The IRS for many years has claimed that it audits all of the very biggest of the large corporations, those reporting assets of $20 billion or more. But agency data seem to contradict this assertion, at least when it comes to expert audits of the biggest financial services firms by its trained FS specialists. According to the IRS there were a total of 308 returns filed by these massive financial services businesses in FY 2008. The auditors in the Financial Services unit at IRS, however, report that they were only able to examine the books of 100 of the behemoths.
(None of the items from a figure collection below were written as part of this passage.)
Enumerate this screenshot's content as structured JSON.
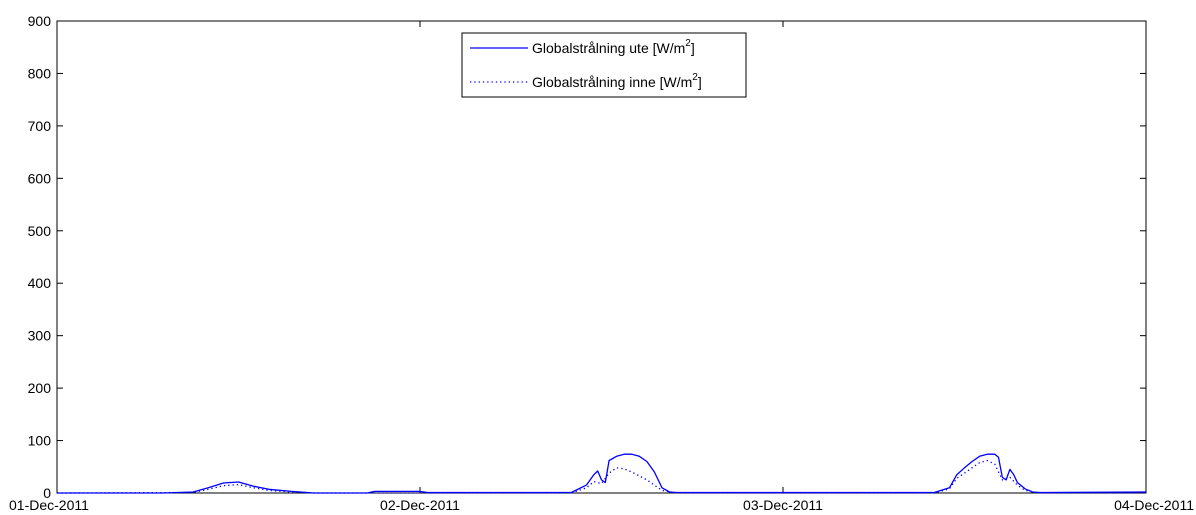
{
  "chart_data": {
    "type": "line",
    "title": "",
    "xlabel": "",
    "ylabel": "",
    "ylim": [
      0,
      900
    ],
    "yticks": [
      0,
      100,
      200,
      300,
      400,
      500,
      600,
      700,
      800,
      900
    ],
    "xlim": [
      "2011-12-01",
      "2011-12-04"
    ],
    "xticks": [
      {
        "date": "2011-12-01",
        "label": "01-Dec-2011"
      },
      {
        "date": "2011-12-02",
        "label": "02-Dec-2011"
      },
      {
        "date": "2011-12-03",
        "label": "03-Dec-2011"
      },
      {
        "date": "2011-12-04",
        "label": "04-Dec-2011"
      }
    ],
    "grid": false,
    "legend_position": "top-center",
    "series": [
      {
        "name_main": "Globalstrålning ute [W/m",
        "name_sup": "2",
        "name_end": "]",
        "color": "#0000ff",
        "line_style": "solid",
        "points": [
          [
            "2011-12-01 00:00",
            0
          ],
          [
            "2011-12-01 07:00",
            0
          ],
          [
            "2011-12-01 09:00",
            2
          ],
          [
            "2011-12-01 10:00",
            10
          ],
          [
            "2011-12-01 11:00",
            19
          ],
          [
            "2011-12-01 12:00",
            21
          ],
          [
            "2011-12-01 13:00",
            13
          ],
          [
            "2011-12-01 14:00",
            7
          ],
          [
            "2011-12-01 15:30",
            3
          ],
          [
            "2011-12-01 17:00",
            0
          ],
          [
            "2011-12-01 20:30",
            0
          ],
          [
            "2011-12-01 21:00",
            3
          ],
          [
            "2011-12-02 00:00",
            3
          ],
          [
            "2011-12-02 00:30",
            1
          ],
          [
            "2011-12-02 10:00",
            1
          ],
          [
            "2011-12-02 11:00",
            15
          ],
          [
            "2011-12-02 11:30",
            35
          ],
          [
            "2011-12-02 11:45",
            42
          ],
          [
            "2011-12-02 12:00",
            25
          ],
          [
            "2011-12-02 12:15",
            20
          ],
          [
            "2011-12-02 12:30",
            62
          ],
          [
            "2011-12-02 13:00",
            70
          ],
          [
            "2011-12-02 13:30",
            74
          ],
          [
            "2011-12-02 14:00",
            74
          ],
          [
            "2011-12-02 14:30",
            70
          ],
          [
            "2011-12-02 15:00",
            60
          ],
          [
            "2011-12-02 15:30",
            40
          ],
          [
            "2011-12-02 16:00",
            10
          ],
          [
            "2011-12-02 16:30",
            2
          ],
          [
            "2011-12-02 17:00",
            1
          ],
          [
            "2011-12-03 10:00",
            1
          ],
          [
            "2011-12-03 11:00",
            10
          ],
          [
            "2011-12-03 11:30",
            35
          ],
          [
            "2011-12-03 12:00",
            48
          ],
          [
            "2011-12-03 12:30",
            60
          ],
          [
            "2011-12-03 13:00",
            70
          ],
          [
            "2011-12-03 13:30",
            74
          ],
          [
            "2011-12-03 14:00",
            74
          ],
          [
            "2011-12-03 14:15",
            68
          ],
          [
            "2011-12-03 14:30",
            30
          ],
          [
            "2011-12-03 14:45",
            25
          ],
          [
            "2011-12-03 15:00",
            45
          ],
          [
            "2011-12-03 15:15",
            35
          ],
          [
            "2011-12-03 15:30",
            20
          ],
          [
            "2011-12-03 16:00",
            8
          ],
          [
            "2011-12-03 16:30",
            2
          ],
          [
            "2011-12-03 17:00",
            1
          ],
          [
            "2011-12-04 00:00",
            2
          ]
        ]
      },
      {
        "name_main": "Globalstrålning inne [W/m",
        "name_sup": "2",
        "name_end": "]",
        "color": "#0000ff",
        "line_style": "dotted",
        "points": [
          [
            "2011-12-01 00:00",
            0
          ],
          [
            "2011-12-01 09:00",
            1
          ],
          [
            "2011-12-01 10:00",
            7
          ],
          [
            "2011-12-01 11:00",
            14
          ],
          [
            "2011-12-01 12:00",
            16
          ],
          [
            "2011-12-01 13:00",
            10
          ],
          [
            "2011-12-01 14:00",
            5
          ],
          [
            "2011-12-01 15:30",
            2
          ],
          [
            "2011-12-01 17:00",
            0
          ],
          [
            "2011-12-02 10:00",
            0
          ],
          [
            "2011-12-02 11:00",
            10
          ],
          [
            "2011-12-02 11:30",
            22
          ],
          [
            "2011-12-02 12:00",
            18
          ],
          [
            "2011-12-02 12:30",
            38
          ],
          [
            "2011-12-02 13:00",
            48
          ],
          [
            "2011-12-02 13:30",
            46
          ],
          [
            "2011-12-02 14:00",
            40
          ],
          [
            "2011-12-02 15:00",
            25
          ],
          [
            "2011-12-02 16:00",
            5
          ],
          [
            "2011-12-02 17:00",
            0
          ],
          [
            "2011-12-03 10:00",
            0
          ],
          [
            "2011-12-03 11:00",
            8
          ],
          [
            "2011-12-03 11:30",
            28
          ],
          [
            "2011-12-03 12:00",
            38
          ],
          [
            "2011-12-03 12:30",
            48
          ],
          [
            "2011-12-03 13:00",
            58
          ],
          [
            "2011-12-03 13:30",
            62
          ],
          [
            "2011-12-03 14:00",
            55
          ],
          [
            "2011-12-03 14:30",
            25
          ],
          [
            "2011-12-03 15:00",
            30
          ],
          [
            "2011-12-03 15:30",
            15
          ],
          [
            "2011-12-03 16:00",
            5
          ],
          [
            "2011-12-03 17:00",
            0
          ],
          [
            "2011-12-04 00:00",
            0
          ]
        ]
      }
    ]
  }
}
In other words, the FS agents did not have the staff time needed to examine the remaining two-thirds of these firms (see Table 5).
Problems Grow, IRS Response Contracts
Looked at over time, even as there were increasing signs of trouble in this area of the economy, the changes in the actual audits and audit hours of large corporations undertaken by the Financial Services group as compared with the remaining industry groups is also surprising. As shown in the Table 6, from FY 2001 to FY 2008 audits by the Financial Service group of large corporations declined by 18% and audit hours slumped by 39%. By contrast, for all the other industry groups in the LMSB, actual audits during the same period increased by 22% and audit hours only showed a slight 8% decline (see Figure 3 and Table 6).
The disproportionate cutbacks in the resources allocated to the Financial Services group have occurred despite the fact that the audits it has completed have in recent years turned up ever higher amounts of tax underreporting than was uncovered by the units assigned to the four other industry groups. As shown in Table 7, from FY 2001 to 2003 the additional taxes recommended by the other industry groups were all about the same — around $3,000 for each auditor hour. However, by FY 2004 the additional taxes recommended by Financial Services teams began to pull ahead of the amounts found by the other industry teams. And by FY 2008, the tax underreporting uncovered by Financial Sector teams amounted to over $11,000 per auditor hour — up 270% over from the beginning of this period. In the same year, this compared to around $7,000 per auditor hour by other industry groups (see Figure 5 and Table 7). Thus the IRS cannot contend that the continued reductions in resources it has given to the Financial Services group was somehow related to the fact that these auditors were less successful than those assigned to the other industries. Indeed, the exact opposite has been true.
The Big Picture
Over the years, the IRS has developed into what many view as America's largest and most powerful regulatory agency. This special role is summarized in its sweeping mission statement: "to help the large majority of compliant taxpayers with the tax law, while ensuring that the minority who are unwilling to comply pay their fair share."
The information presented in this report asks whether at a time of serious economic troubles the IRS actually has the basic resources and necessary will required to accomplish its mission. Sadly, however, partly because of the refusal of the agency to abide by the 43-year-old FOIA, much of the information the public needs to answer this critical question is not available.